Access to insurance, climate change and consumer behaviour emerged as unlikely companions during a ‘future of insurance’ panel discussion held during the 2022 African Insurance Exchange (AIE 2022) conference, held at the Sun City Hotel and Conference Centre, South Africa, on 24-27 July. The fast-paced discussion outlined some of the economic and operational challenges faced by insurers plying their trade across Africa, confirming a wide range of views on the industry’s future. This divergence was expected given that the panel comprised a bank-owned insurer, an insurtech, a pan-African insurance provider, and a software services provider.
Nolwandle Mgoqi, CEO of Standard Bank Insurance Company, started proceedings by noting that pandemic had changed the structure of insurance, most notably by changing the way consumers worked and lived. She observed that the pivot from traditional ways of working to working from home or hybrid home-office work arrangements had changed how consumers interacted with insurance. “Spending more time at home has actually forced a lot of people to revisit the relevance of their insurance solutions and the associated cost,” said Dr Mgoqi.
The sense that this writer got from the conversation is that future-fit insurers would have to assist with economic issues such as insurance penetration and protection from systemic risks, while pandering to consumer demands in both the commercial and personal lines segments. Matthew Elan Smith, co-founder of insurtech Pineapple, said there were a couple of gaps the industry would have to bridge over the next decade. “The first one is access to insurance,” he said, before warning that insurance penetration statistics were a bit misleading. A better measure is to count the number of businesses and individuals that have adequate cover, after stripping out funeral cover.
“The second gap to ‘bridge’ centres on community and affinity, and how to bring these concepts back to the forefront,” said Mr Smith. Going forward, insurers need to acknowledge the broader community in developing and distributing product and do more to address perceptions among consumers. It will, for example, help if insurers and policyholders are on the same page insofar as the fairness and equity built into insurer’s operating models via the entrenchment of treating customers fairly principles (TCF) in the regulatory framework.
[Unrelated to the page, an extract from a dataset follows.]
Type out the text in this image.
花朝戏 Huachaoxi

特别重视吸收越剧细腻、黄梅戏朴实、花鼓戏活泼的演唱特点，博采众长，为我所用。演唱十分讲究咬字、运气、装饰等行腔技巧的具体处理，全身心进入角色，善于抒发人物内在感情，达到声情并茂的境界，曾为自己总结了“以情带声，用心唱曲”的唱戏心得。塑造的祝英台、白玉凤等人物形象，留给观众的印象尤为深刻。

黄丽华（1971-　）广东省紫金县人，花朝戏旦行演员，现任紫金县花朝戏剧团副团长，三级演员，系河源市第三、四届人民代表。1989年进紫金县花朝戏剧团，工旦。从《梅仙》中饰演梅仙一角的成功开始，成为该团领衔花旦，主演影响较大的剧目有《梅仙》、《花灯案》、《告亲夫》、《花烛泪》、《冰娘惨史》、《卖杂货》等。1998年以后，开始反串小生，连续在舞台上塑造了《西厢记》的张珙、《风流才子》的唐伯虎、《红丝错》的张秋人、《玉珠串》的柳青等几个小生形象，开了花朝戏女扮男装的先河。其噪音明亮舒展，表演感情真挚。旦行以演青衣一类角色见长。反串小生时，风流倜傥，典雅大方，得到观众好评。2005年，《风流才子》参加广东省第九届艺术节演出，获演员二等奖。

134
Co-founder and CEO of OWLS Software, Tavio Roxo, took a different approach to the discussion, encouraging conference attendees to imagine their insurance portfolio in 2032. The world so imagined includes self-driving cars integrated with personal insurance profiles; automated drones that respond to accidents to assist in seamless, real-time claims lodging and processing; insurance transactions in the metaverse; and technology-laden ambulances that would capture vital signs and communicate autonomously with hospitals and medical aid insurers while a patient is in transit.
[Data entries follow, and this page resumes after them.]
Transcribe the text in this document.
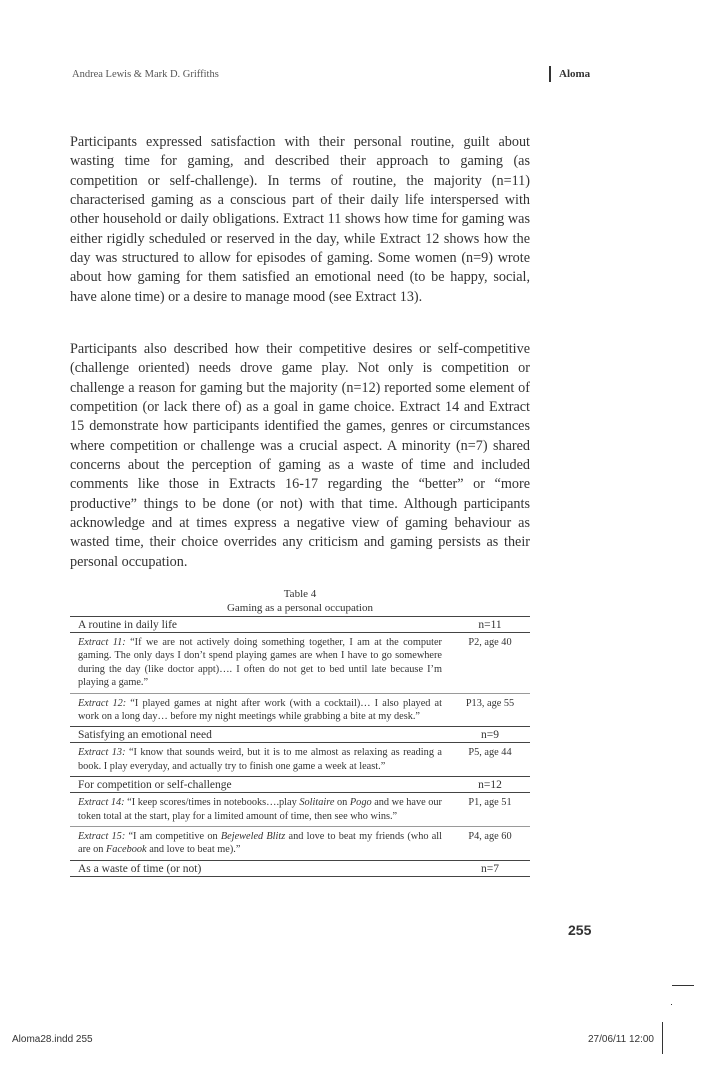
Andrea Lewis & Mark D. Griffiths	Aloma
Participants expressed satisfaction with their personal routine, guilt about wasting time for gaming, and described their approach to gaming (as competition or self-challenge). In terms of routine, the majority (n=11) characterised gaming as a conscious part of their daily life interspersed with other household or daily obligations. Extract 11 shows how time for gaming was either rigidly scheduled or reserved in the day, while Extract 12 shows how the day was structured to allow for episodes of gaming. Some women (n=9) wrote about how gaming for them satisfied an emotional need (to be happy, social, have alone time) or a desire to manage mood (see Extract 13).
Participants also described how their competitive desires or self-competitive (challenge oriented) needs drove game play. Not only is competition or challenge a reason for gaming but the majority (n=12) reported some element of competition (or lack there of) as a goal in game choice. Extract 14 and Extract 15 demonstrate how participants identified the games, genres or circumstances where competition or challenge was a crucial aspect. A minority (n=7) shared concerns about the perception of gaming as a waste of time and included comments like those in Extracts 16-17 regarding the “better” or “more productive” things to be done (or not) with that time. Although participants acknowledge and at times express a negative view of gaming behaviour as wasted time, their choice overrides any criticism and gaming persists as their personal occupation.
Table 4
Gaming as a personal occupation
A routine in daily life	n=11
Extract 11: “If we are not actively doing something together, I am at the computer gaming. The only days I don’t spend playing games are when I have to go somewhere during the day (like doctor appt)…. I often do not get to bed until late because I’m playing a game.”	P2, age 40
Extract 12: “I played games at night after work (with a cocktail)… I also played at work on a long day… before my night meetings while grabbing a bite at my desk.”	P13, age 55
Satisfying an emotional need	n=9
Extract 13: “I know that sounds weird, but it is to me almost as relaxing as reading a book. I play everyday, and actually try to finish one game a week at least.”	P5, age 44
For competition or self-challenge	n=12
Extract 14: “I keep scores/times in notebooks….play Solitaire on Pogo and we have our token total at the start, play for a limited amount of time, then see who wins.”	P1, age 51
Extract 15: “I am competitive on Bejeweled Blitz and love to beat my friends (who all are on Facebook and love to beat me).”	P4, age 60
As a waste of time (or not)	n=7
255
Aloma28.indd 255	27/06/11 12:00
“The insurer of the future performs a deeply integrated and indispensable support/social function for its clients,” said Mr Roxio, adding that to trade sustainability in this future, insurers would have to excel at data management, technology (the so-called tech ‘stack’) and artificial intelligence (AI), in that order. According to Mr Roxio, data is the fundamental building block that makes technology work, while AI is where the magic happens: “AI allows for the elimination of repetitive admin tasks that allows insurers to service customers digitally, end-to-end, bringing resilience to your organisation.”
Each of the panellists acknowledge access to banking and insurance product as a challenge, with Michael Gondo, chief innovation and growth officer for Sanlam Pan Africa, singling out distribution as a possible bottleneck. “A developed market like South Africa offers lots of distribution mechanisms that insurers can use to deliver insurance to the end consumer; but across the continent there is a lot of limitation around infrastructure,” he said. “In this context it becomes very important to leverage new ways of distribution.”
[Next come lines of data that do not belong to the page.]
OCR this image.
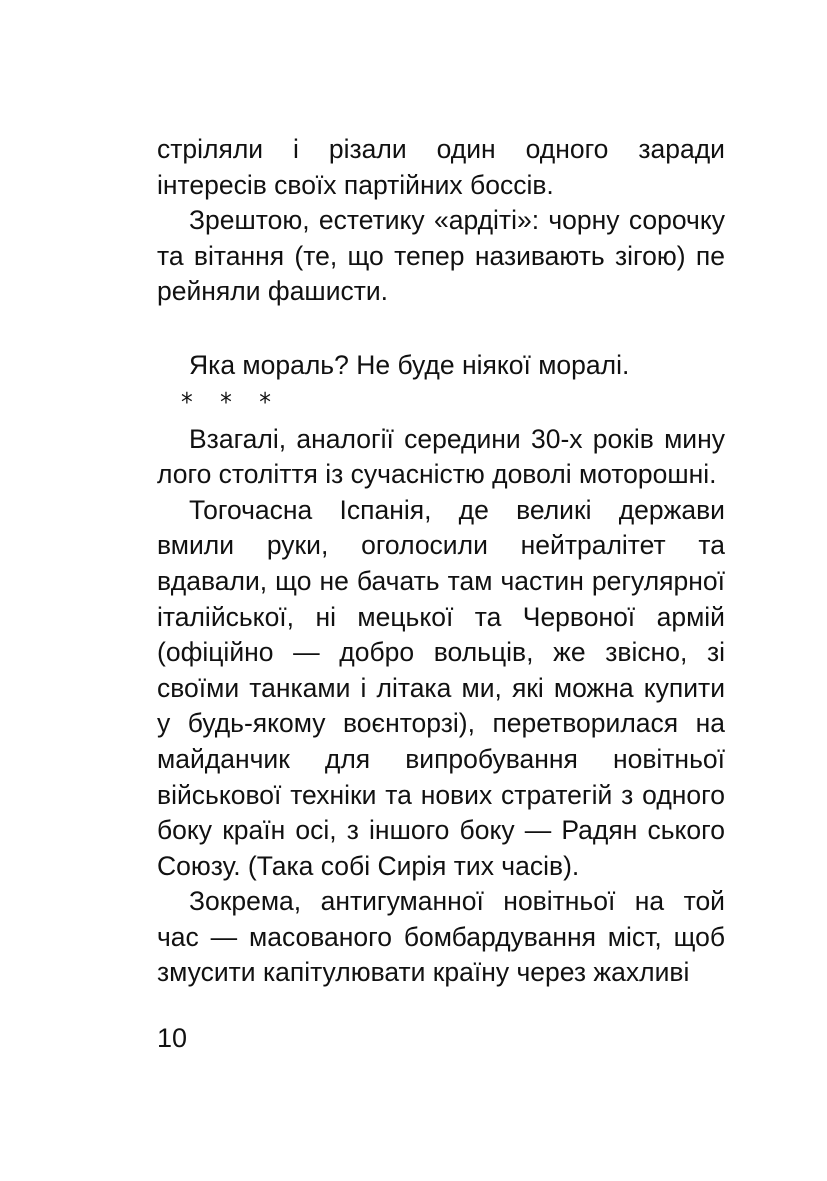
стріляли і різали один одного заради інтересів своїх партійних боссів.

Зрештою, естетику «ардіті»: чорну сорочку та вітання (те, що тепер називають зігою) пе рейняли фашисти.

Яка мораль? Не буде ніякої моралі.

* * *

Взагалі, аналогії середини 30-х років мину лого століття із сучасністю доволі моторошні.

Тогочасна Іспанія, де великі держави вмили руки, оголосили нейтралітет та вдавали, що не бачать там частин регулярної італійської, ні мецької та Червоної армій (офіційно — добро вольців, же звісно, зі своїми танками і літака ми, які можна купити у будь-якому воєнторзі), перетворилася на майданчик для випробування новітньої військової техніки та нових стратегій з одного боку країн осі, з іншого боку — Радян ського Союзу. (Така собі Сирія тих часів).

Зокрема, антигуманної новітньої на той час — масованого бомбардування міст, щоб змусити капітулювати країну через жахливі

10
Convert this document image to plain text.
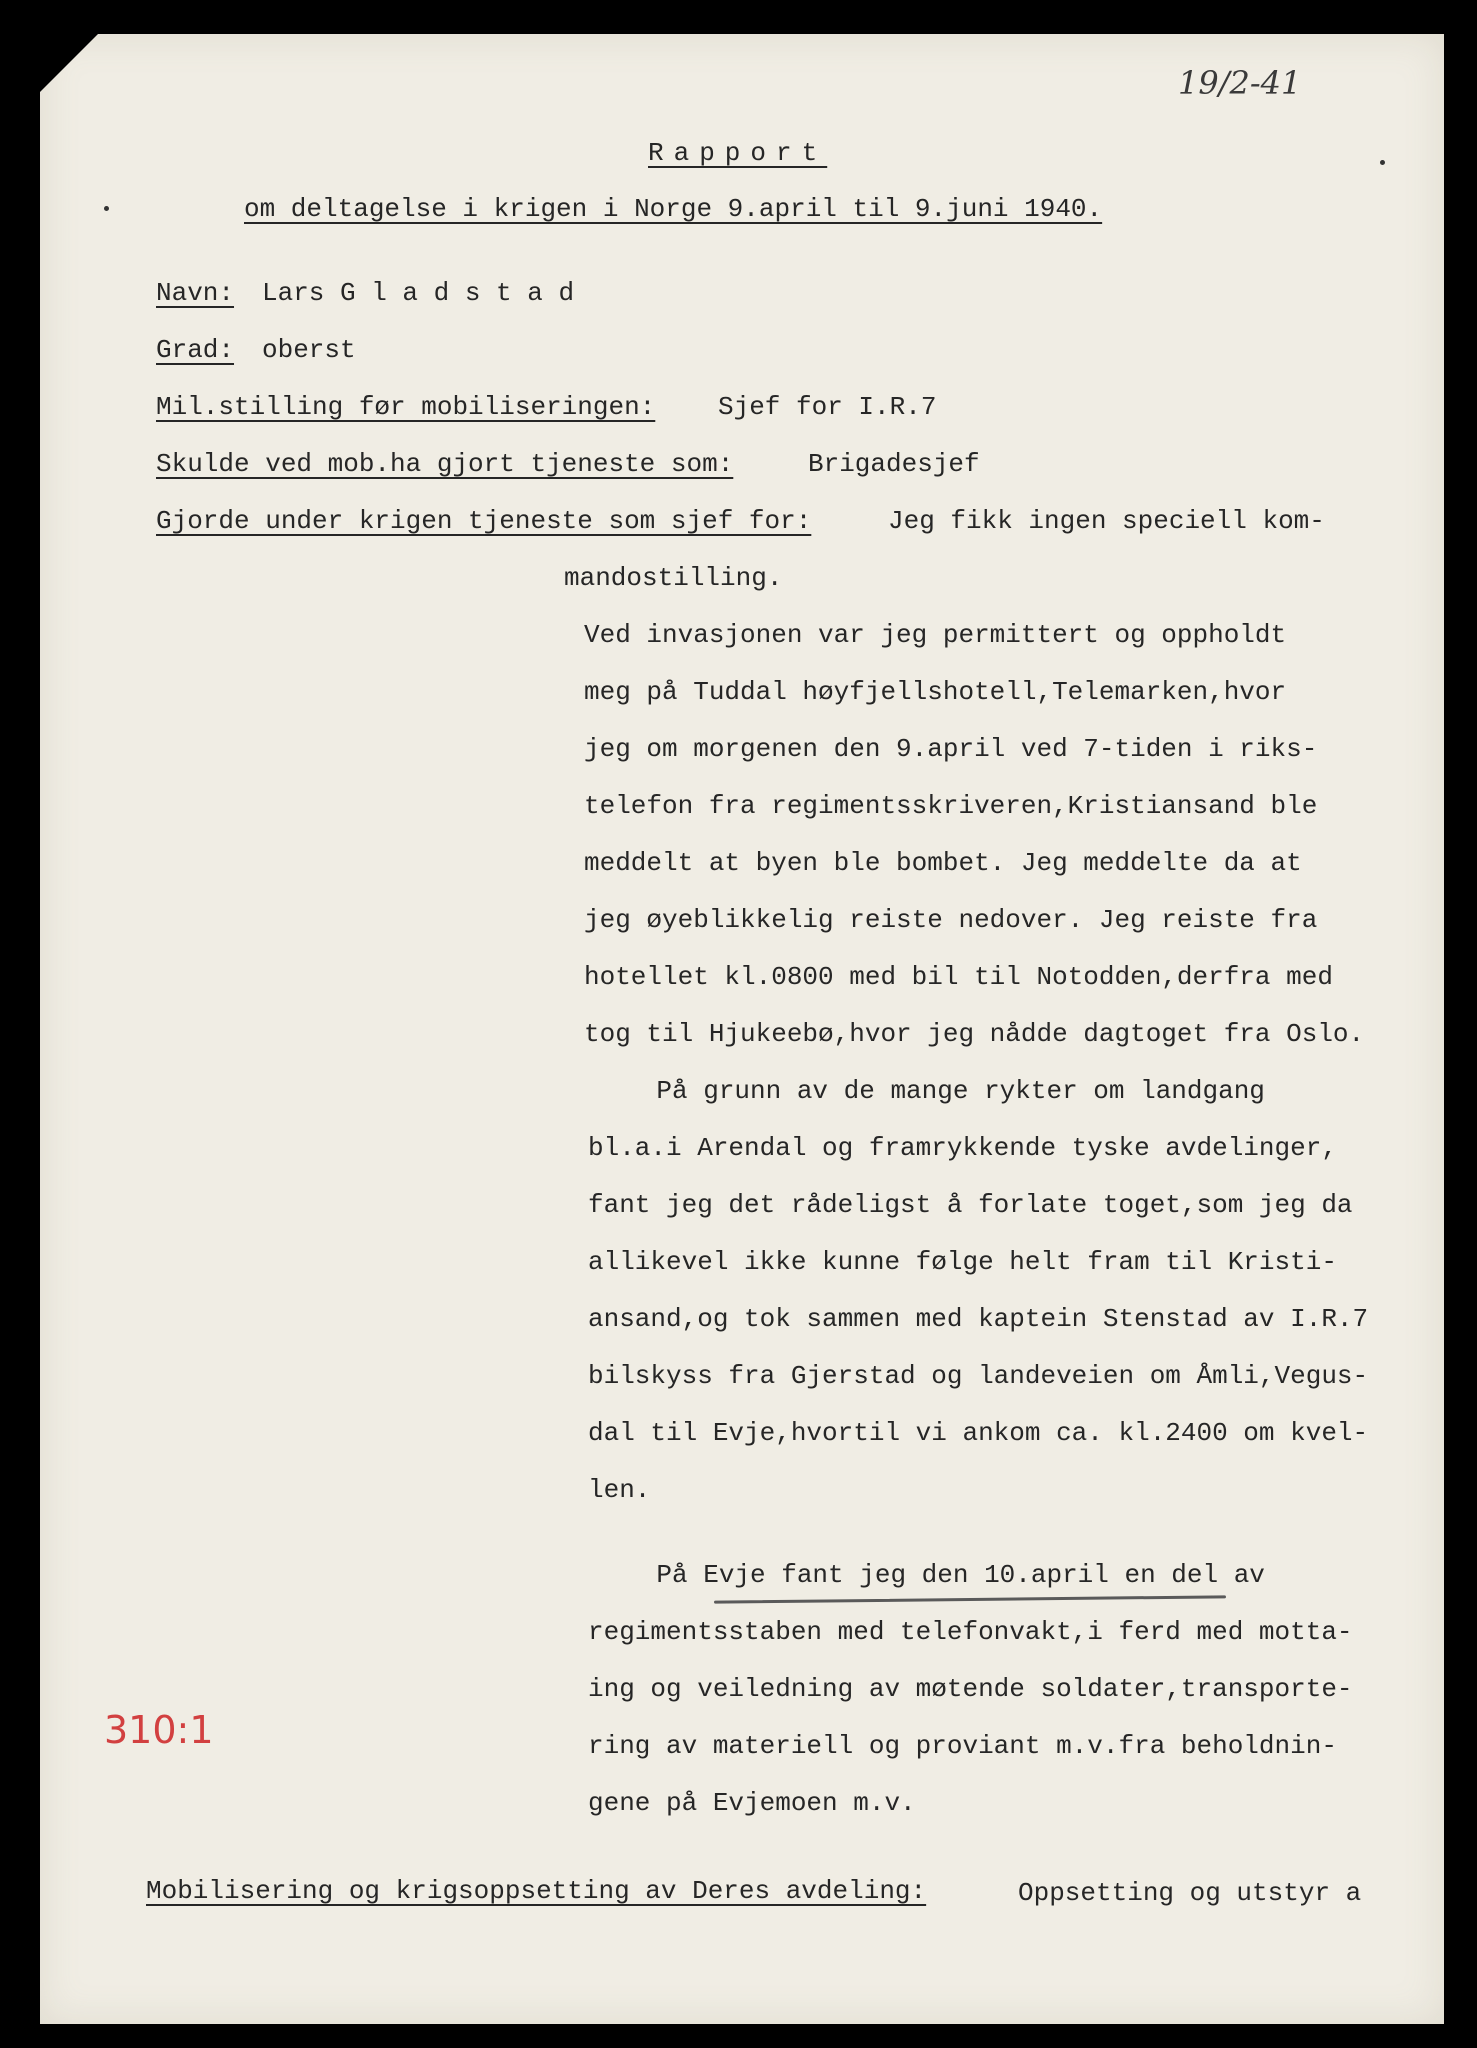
19/2-41
310:1
Rapport
om deltagelse i krigen i Norge 9.april til 9.juni 1940.
Navn: Lars G l a d s t a d
Grad: oberst
Mil.stilling før mobiliseringen: Sjef for I.R.7
Skulde ved mob.ha gjort tjeneste som:	Brigadesjef
Gjorde under krigen tjeneste som sjef for:	Jeg fikk ingen speciell kom-
mandostilling.
Ved invasjonen var jeg permittert og oppholdt
meg på Tuddal høyfjellshotell,Telemarken,hvor
jeg om morgenen den 9.april ved 7-tiden i riks-
telefon fra regimentsskriveren,Kristiansand ble
meddelt at byen ble bombet. Jeg meddelte da at
jeg øyeblikkelig reiste nedover. Jeg reiste fra
hotellet kl.0800 med bil til Notodden,derfra med
tog til Hjukeebø,hvor jeg nådde dagtoget fra Oslo.
På grunn av de mange rykter om landgang
bl.a.i Arendal og framrykkende tyske avdelinger,
fant jeg det rådeligst å forlate toget,som jeg da
allikevel ikke kunne følge helt fram til Kristi-
ansand,og tok sammen med kaptein Stenstad av I.R.7
bilskyss fra Gjerstad og landeveien om Åmli,Vegus-
dal til Evje,hvortil vi ankom ca. kl.2400 om kvel-
len.
På Evje fant jeg den 10.april en del av
regimentsstaben med telefonvakt,i ferd med motta-
ing og veiledning av møtende soldater,transporte-
ring av materiell og proviant m.v.fra beholdnin-
gene på Evjemoen m.v.
Mobilisering og krigsoppsetting av Deres avdeling:	Oppsetting og utstyr a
Although seen as secondary to banks, Africa-based insurers will play a significant role as the world attempts to increase financial inclusion by 2030. Future-fit insurers will need to rethink their product and service offering within the evolving macroeconomic context, and avail of the technologies available to them to make cost-effective inroads into – and offer more comprehensive protections to – the uninsured market.